Now, four years later, I still drink Gatorade instead of water. I’m not hard on myself about this. I just accept that I can’t drink water like everyone else can and I let go of my feelings of insecurity surrounding this, in my life. Its strange and I’m okay to be strange about it!

When I could not eat any strained cream soups, unless I made them, myself (and I wasn’t going to get up to cook for a very long time!), I had to figure out what I could eat.

What I did eat was terrible for me. I had two basic staples. They all circled around instant mashed potatoes and refried beans. These products were made into my “strained soup”, and I learned to add processed cheese (velveeta or borden) to these for added protein. Please note that prior to surgery, no one could have made me eat any processed cheese. So I had potato soup and bean soup, and sometimes with cheese. It had no consistency and yet it kept me alive.

I could not eat anything with Splenda in it and I could not eat any sugar substitutes. This limited what I could eat down to next to nothing.

Today, however, I can’t say there is anything that I CAN’T eat, except those things that I had been allergic to before my surgery.

I simply do not eat many things, though. Not because I’ve ever told myself that I can’t have them. Mostly because when I have tried them, I didn’t care to eat them anymore. I don’t like them.

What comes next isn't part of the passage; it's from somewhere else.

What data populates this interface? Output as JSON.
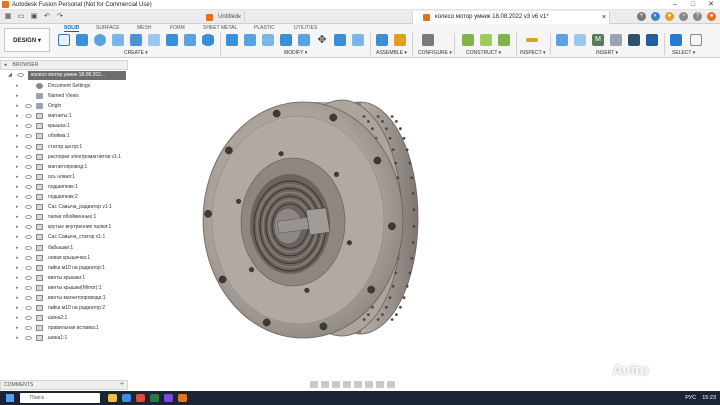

Potato Chips and Ice cream are on this list. I really don’t care for many dairy products that are not some form of cheese or cultured. I don’t care to eat a lot of sugar, anymore, but I’m not against eating sugar and I can’t tell you that I never eat foods with sugar in them, because I do. I don’t care for soda or any carbonated beverages, anymore, either. (Update: I’m a Dr. Pepper Junkie now in 2010.)

I only really miss one thing. Broccoli. I can eat it if it is cooked soft, but I really don’t care to eat broccoli soft. Every attempt to eat it the way I like it, has been a negative experience, and I just choose to avoid it now.

There are some particular eating habits or patterns that you just learn to add to your daily life, when you live post gastric bypass. I think I’ve done much better psychologically, to never have given myself many “can not’s”.

I have changed many quantity issues with food into high quality issues. I don’t eat much of it, so I eat the best that I can eat of it. I’m also much happier having or tasting a bite of something you are eating, than ordering my own. If you can handle that, then we’ll get along just fine! If not, then food isn’t a part of our life together.

It’s not that difficult for me. I do not feel I’m missing out on eating. I do not mind when others eat around me. It really doesn’t bother me to stop eating while someone else continues to eat. That is normal for them. And now its normal for me, too.